When his friends and his brother last checked on him that evening, Christopher Couillard was still breathing. The next time they looked in on him, about an hour later, he was no longer responding, Laura Couillard said.
According to the autopsy conducted by forensic pathologist Michael A. Burson, unexpected deaths related to restraint for excited delirium do occur and “unfortunately are not well understood.” Burson opines that “mechanical asphyxiation was the proximate cause” of Christopher Couillard’s death.
Toxicology tests by the coroner’s office indicated the only illicit substance in Christopher Couillard’s system at the time of his death was marijuana.
“He didn’t need to die,” Laura Couillard said. “This has just been so painful. He didn’t die of a drug overdose but he did die because of drugs. Chris wouldn’t have died if he hadn’t been restrained. But because he was in excited delirium, he was oxygen deprived.
“So the basic message is if your friend is in excited delirium, if he is showing signs of aggression and repeating patterns of words — over 20 times of the same thing over and over — he does not need to be restrained, he needs medical attention,” she said. “The kids could not have known that. They restrained him to protect him. I could say it’s been the worst five months of my life.”
The autopsy concluded that the manner of Christopher Couillard’s death was homicide.
The word “homicide,” however, is not synonymous with “murder,” nor does it necessarily mean a crime was committed.
The Douglas County Sheriff’s Office uses the dictionary definition of homicide as “the killing of one human being by another,” said Sgt. Ron Hanavan, sheriff’s office public information officer. In order to be charged and ultimately convicted of a crime in Colorado, it must meet a culpable mental status, Hanavan said.
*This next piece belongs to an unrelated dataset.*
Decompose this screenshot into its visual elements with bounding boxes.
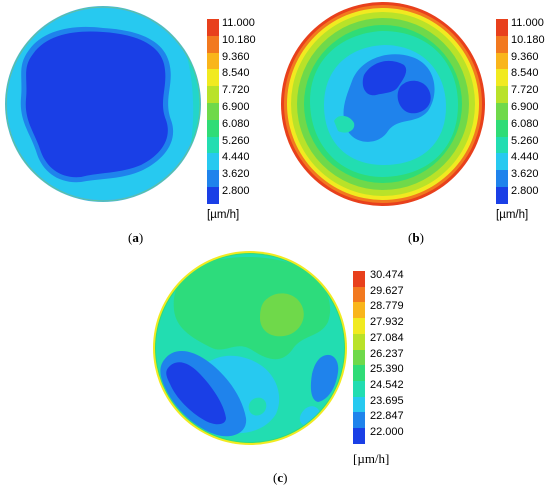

Every crime has a different element or culpable mental status that must be met by the “reasonable person” test, he said.
The sheriff’s office investigated Couillard’s death and decided there was no evidence that anyone intentionally, recklessly or negligently caused the death of Chris Couillard.
No charges were filed with the district attorney’s office and no arrests were made by the sheriff’s office. The case was closed Dec. 2.
“These investigations are very trying for all personnel involved, especially when it involves such a young person,” Hanavan said. “This is a heartbreaking tragedy that has touched the lives of many and our heartfelt sympathy is with the entire Couillard family and friends.”